Once I was inspired by the article (don't remember who's) about role of management in development process as a support service. This post makes perfect sense in continuation of this theory - here is a very difficult job for the management: find and juggle with perfect balance of rules and free hunting for a very diverse development force. Too often (I would say always) I see that seniority is assigned at the hiring point as the org chart prescribes it. Too bad if management thinks it’s job done at this point – the novices will not have their rule set to grow on good examles and seniors will be chocked away.
IMO, not having a CMMI or ISO 900 certification is not a good thing (the company I'm working for has none, but I'm not happy with this). IMO it only shows either the incapacity of an organization to formally describe and acknowledge how and what it is doing, or the lack of understanding of what advantages such a formal description brings with it - which IMO is the possibility to discover smart things and generalize them and discover bad things and elliminate them.
Also The Methodology is IMO also not a bad thing in itself. As long as The Methodology is a living body of rules, periodically revised and properly maintained, and into which's maintenance feedback from the actual process is used, I think a Methodology is a must, especially in larger teams. What's IMO wrong with The Methodology in most cases is that it's always something hard to swallow for the senior ppl which initially established The Methodology that on one hand they may have been wrong, and on the other hand that the world is changing. Since those are usually the ppl with authority, in most cases The Methodology fails to be useful at some point in time. But 99% of all organizations getting the maintenance of The Methodology wrong still doesn't mean that The Methodology in itself is a bad idea.

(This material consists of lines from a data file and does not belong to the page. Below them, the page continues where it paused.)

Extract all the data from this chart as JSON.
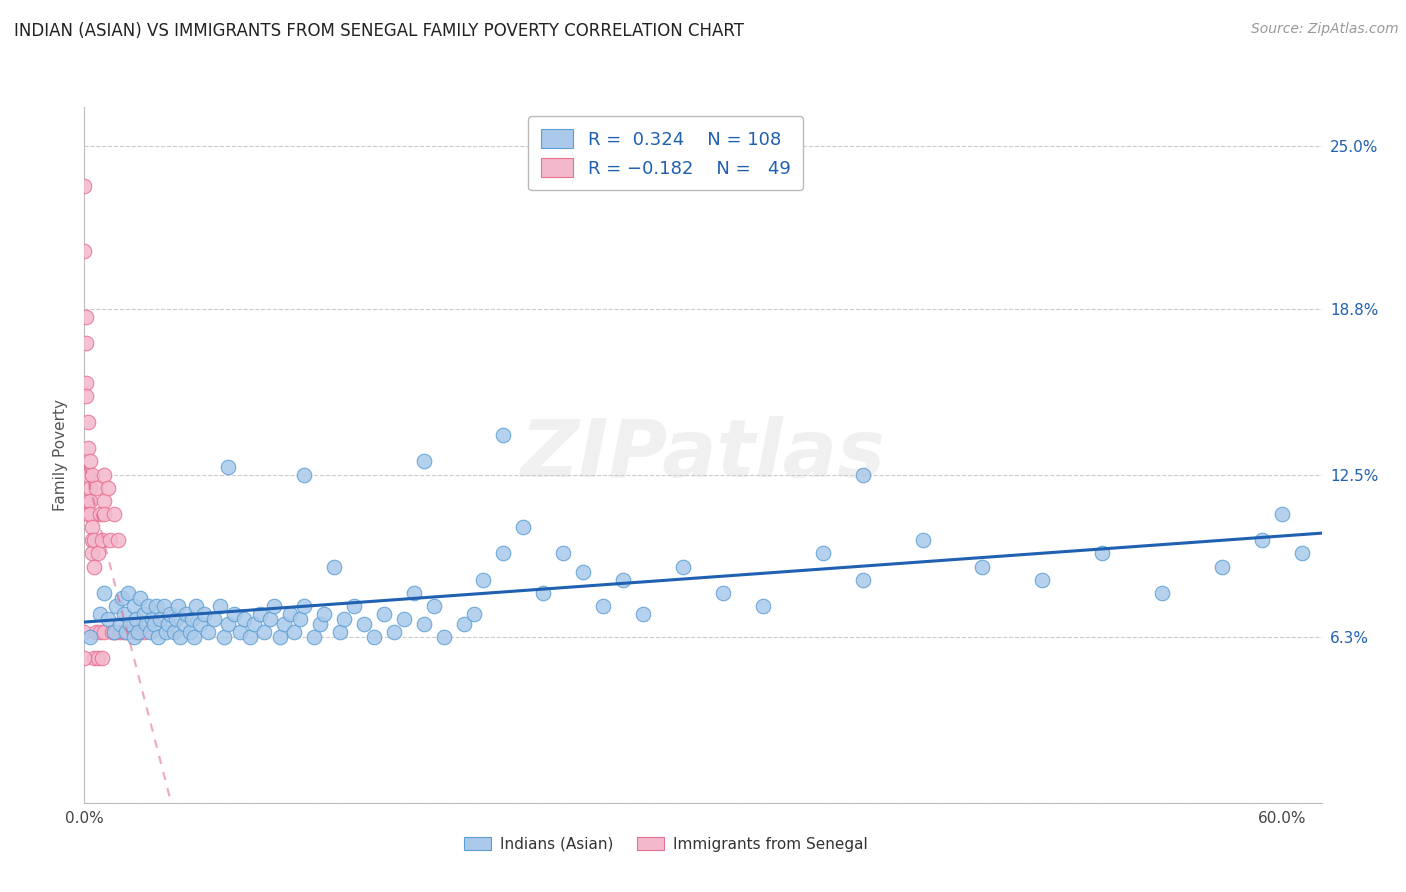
{
  "title": "INDIAN (ASIAN) VS IMMIGRANTS FROM SENEGAL FAMILY POVERTY CORRELATION CHART",
  "source": "Source: ZipAtlas.com",
  "ylabel": "Family Poverty",
  "x_ticks": [
    0.0,
    0.1,
    0.2,
    0.3,
    0.4,
    0.5,
    0.6
  ],
  "x_tick_labels": [
    "0.0%",
    "",
    "",
    "",
    "",
    "",
    "60.0%"
  ],
  "y_ticks": [
    0.0,
    0.063,
    0.125,
    0.188,
    0.25
  ],
  "y_tick_labels_right": [
    "",
    "6.3%",
    "12.5%",
    "18.8%",
    "25.0%"
  ],
  "xlim": [
    0.0,
    0.62
  ],
  "ylim": [
    0.0,
    0.265
  ],
  "blue_R": 0.324,
  "blue_N": 108,
  "pink_R": -0.182,
  "pink_N": 49,
  "blue_color": "#aac9ea",
  "blue_edge_color": "#5a9fd4",
  "blue_line_color": "#2060b0",
  "pink_color": "#f4b8cc",
  "pink_edge_color": "#e87090",
  "pink_line_color": "#e05080",
  "watermark": "ZIPatlas",
  "legend_label_1": "Indians (Asian)",
  "legend_label_2": "Immigrants from Senegal",
  "blue_x": [
    0.003,
    0.008,
    0.01,
    0.012,
    0.015,
    0.016,
    0.018,
    0.019,
    0.02,
    0.021,
    0.022,
    0.023,
    0.025,
    0.025,
    0.026,
    0.027,
    0.028,
    0.03,
    0.031,
    0.032,
    0.033,
    0.034,
    0.035,
    0.036,
    0.037,
    0.038,
    0.04,
    0.041,
    0.042,
    0.043,
    0.045,
    0.046,
    0.047,
    0.048,
    0.05,
    0.051,
    0.053,
    0.054,
    0.055,
    0.056,
    0.058,
    0.06,
    0.062,
    0.065,
    0.068,
    0.07,
    0.072,
    0.075,
    0.078,
    0.08,
    0.083,
    0.085,
    0.088,
    0.09,
    0.093,
    0.095,
    0.098,
    0.1,
    0.103,
    0.105,
    0.108,
    0.11,
    0.115,
    0.118,
    0.12,
    0.125,
    0.128,
    0.13,
    0.135,
    0.14,
    0.145,
    0.15,
    0.155,
    0.16,
    0.165,
    0.17,
    0.175,
    0.18,
    0.19,
    0.195,
    0.2,
    0.21,
    0.22,
    0.23,
    0.24,
    0.25,
    0.26,
    0.27,
    0.28,
    0.3,
    0.32,
    0.34,
    0.37,
    0.39,
    0.42,
    0.45,
    0.48,
    0.51,
    0.54,
    0.57,
    0.59,
    0.61,
    0.072,
    0.11,
    0.17,
    0.21,
    0.39,
    0.6
  ],
  "blue_y": [
    0.063,
    0.072,
    0.08,
    0.07,
    0.065,
    0.075,
    0.068,
    0.078,
    0.072,
    0.065,
    0.08,
    0.068,
    0.075,
    0.063,
    0.07,
    0.065,
    0.078,
    0.072,
    0.068,
    0.075,
    0.065,
    0.07,
    0.068,
    0.075,
    0.063,
    0.07,
    0.075,
    0.065,
    0.068,
    0.072,
    0.065,
    0.07,
    0.075,
    0.063,
    0.068,
    0.072,
    0.065,
    0.07,
    0.063,
    0.075,
    0.068,
    0.072,
    0.065,
    0.07,
    0.075,
    0.063,
    0.068,
    0.072,
    0.065,
    0.07,
    0.063,
    0.068,
    0.072,
    0.065,
    0.07,
    0.075,
    0.063,
    0.068,
    0.072,
    0.065,
    0.07,
    0.075,
    0.063,
    0.068,
    0.072,
    0.09,
    0.065,
    0.07,
    0.075,
    0.068,
    0.063,
    0.072,
    0.065,
    0.07,
    0.08,
    0.068,
    0.075,
    0.063,
    0.068,
    0.072,
    0.085,
    0.095,
    0.105,
    0.08,
    0.095,
    0.088,
    0.075,
    0.085,
    0.072,
    0.09,
    0.08,
    0.075,
    0.095,
    0.085,
    0.1,
    0.09,
    0.085,
    0.095,
    0.08,
    0.09,
    0.1,
    0.095,
    0.128,
    0.125,
    0.13,
    0.14,
    0.125,
    0.11
  ],
  "pink_x": [
    0.0,
    0.0,
    0.0,
    0.001,
    0.001,
    0.001,
    0.001,
    0.002,
    0.002,
    0.002,
    0.002,
    0.002,
    0.003,
    0.003,
    0.003,
    0.003,
    0.004,
    0.004,
    0.004,
    0.004,
    0.005,
    0.005,
    0.005,
    0.006,
    0.006,
    0.007,
    0.007,
    0.008,
    0.008,
    0.009,
    0.009,
    0.01,
    0.01,
    0.01,
    0.01,
    0.012,
    0.013,
    0.014,
    0.015,
    0.015,
    0.016,
    0.017,
    0.018,
    0.02,
    0.022,
    0.025,
    0.028,
    0.03,
    0.0
  ],
  "pink_y": [
    0.235,
    0.21,
    0.065,
    0.185,
    0.175,
    0.16,
    0.155,
    0.145,
    0.135,
    0.125,
    0.115,
    0.11,
    0.13,
    0.12,
    0.115,
    0.11,
    0.125,
    0.105,
    0.1,
    0.095,
    0.1,
    0.09,
    0.055,
    0.12,
    0.065,
    0.095,
    0.055,
    0.11,
    0.065,
    0.1,
    0.055,
    0.125,
    0.115,
    0.11,
    0.065,
    0.12,
    0.1,
    0.065,
    0.11,
    0.065,
    0.065,
    0.1,
    0.065,
    0.065,
    0.065,
    0.065,
    0.065,
    0.065,
    0.055
  ],
  "grid_color": "#cccccc",
  "background_color": "#ffffff",
  "title_fontsize": 12,
  "source_fontsize": 10,
  "axis_label_fontsize": 11,
  "tick_fontsize": 11
}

flj on January 8, 2007 11:18 AMOther point here is that experts usually cannot work together. I think that this is because of their ego, so a humble expert is very rare combination. I believe that the ego developes within the grow process. That's why a lot of famous people who achived some mastery in some subject are so eccentric. When a person becomes an expert, he starts to dictate the rules since he thinks that only he is at this level and others are not so skillfull. And becuase they are "not so clever" (here is the ego - I'm much smarter then the others), they have to follow the rules to avoid the mistakes - otherwise the goal will not be acvhieved. In this way, others cannot grow and achive the mastery, since they are always protected to avoid the mistakes (when the real learning happens IMHO, at least for levels 1,2 and 3, for next levels, person learns mostly with observations).

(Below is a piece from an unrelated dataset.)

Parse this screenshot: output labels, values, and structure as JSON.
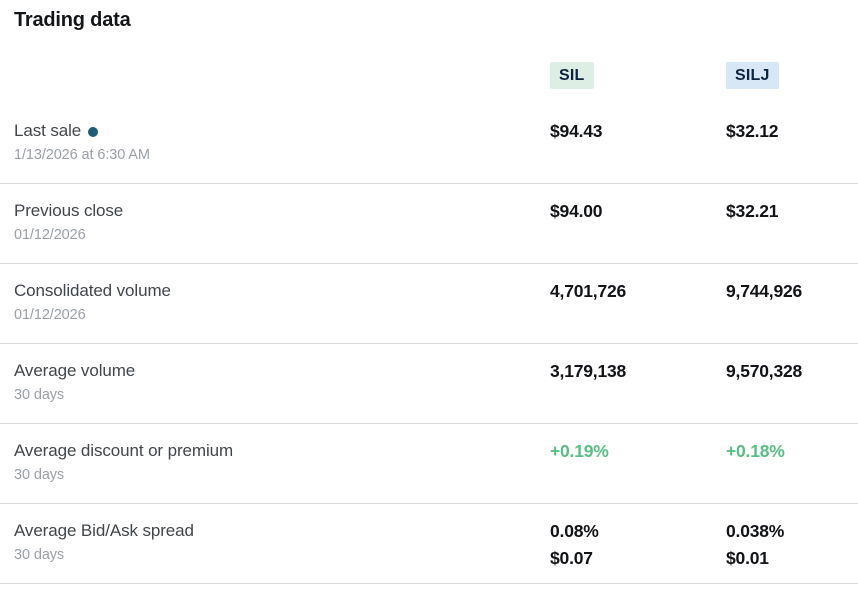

Good metaphore is too protective parents - how they protect the children (not-expierenced) for life - in the end the children are weak because they never tried "to cope with big problems".

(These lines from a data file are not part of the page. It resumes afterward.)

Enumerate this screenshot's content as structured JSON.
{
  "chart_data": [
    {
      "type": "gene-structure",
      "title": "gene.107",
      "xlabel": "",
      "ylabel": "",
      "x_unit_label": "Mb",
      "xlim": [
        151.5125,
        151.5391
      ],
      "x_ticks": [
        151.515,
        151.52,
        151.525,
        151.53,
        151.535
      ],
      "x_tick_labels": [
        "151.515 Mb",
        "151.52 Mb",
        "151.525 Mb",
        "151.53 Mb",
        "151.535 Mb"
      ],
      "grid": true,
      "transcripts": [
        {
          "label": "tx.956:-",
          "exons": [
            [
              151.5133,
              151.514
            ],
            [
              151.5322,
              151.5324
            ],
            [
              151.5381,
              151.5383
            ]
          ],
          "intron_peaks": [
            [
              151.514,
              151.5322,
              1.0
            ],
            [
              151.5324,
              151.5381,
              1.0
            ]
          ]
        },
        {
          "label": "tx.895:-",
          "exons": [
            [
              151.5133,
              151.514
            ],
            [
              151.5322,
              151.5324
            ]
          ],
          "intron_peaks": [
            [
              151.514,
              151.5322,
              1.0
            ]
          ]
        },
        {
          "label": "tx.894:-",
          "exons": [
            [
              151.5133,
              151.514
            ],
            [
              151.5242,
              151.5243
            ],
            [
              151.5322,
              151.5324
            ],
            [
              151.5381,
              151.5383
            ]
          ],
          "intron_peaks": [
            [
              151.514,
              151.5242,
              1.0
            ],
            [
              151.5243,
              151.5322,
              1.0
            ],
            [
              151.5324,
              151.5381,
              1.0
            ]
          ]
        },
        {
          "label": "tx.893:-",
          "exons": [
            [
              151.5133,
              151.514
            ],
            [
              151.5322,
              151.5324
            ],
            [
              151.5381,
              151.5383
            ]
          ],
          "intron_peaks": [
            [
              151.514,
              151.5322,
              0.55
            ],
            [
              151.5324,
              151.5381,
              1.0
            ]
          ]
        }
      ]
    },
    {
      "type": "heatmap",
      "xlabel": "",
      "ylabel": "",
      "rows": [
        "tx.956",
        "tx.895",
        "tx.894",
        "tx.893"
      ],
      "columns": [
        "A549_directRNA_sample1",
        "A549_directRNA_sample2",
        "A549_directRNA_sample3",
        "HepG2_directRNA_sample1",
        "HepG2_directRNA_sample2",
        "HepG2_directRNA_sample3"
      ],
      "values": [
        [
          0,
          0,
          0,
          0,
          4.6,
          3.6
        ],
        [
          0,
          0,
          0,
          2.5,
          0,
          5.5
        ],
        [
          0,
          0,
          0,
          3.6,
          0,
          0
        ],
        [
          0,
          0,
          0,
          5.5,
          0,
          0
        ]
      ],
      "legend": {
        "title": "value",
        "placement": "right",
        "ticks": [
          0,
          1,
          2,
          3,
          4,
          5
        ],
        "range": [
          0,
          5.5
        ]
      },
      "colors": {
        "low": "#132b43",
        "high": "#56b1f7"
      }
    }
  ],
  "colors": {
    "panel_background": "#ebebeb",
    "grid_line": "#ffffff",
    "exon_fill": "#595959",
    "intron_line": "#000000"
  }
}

One of the chalanges is to develop a working social model where experts collaborate successfuly.
A very thought provoking article and comments there on.
Methodologies for methodologies sake would not deliver. A clear purpose of the methodologies must be established and a regular check on whether those methodologies are delivering must be made by the management and technical staff to be account to make the requisite changes to methodologies keep in continually delivering on the purpose.
In the least, the methodologies can establish a common vocabulary and a consistent understanding of terms used in the organisation and encourage consistent practices.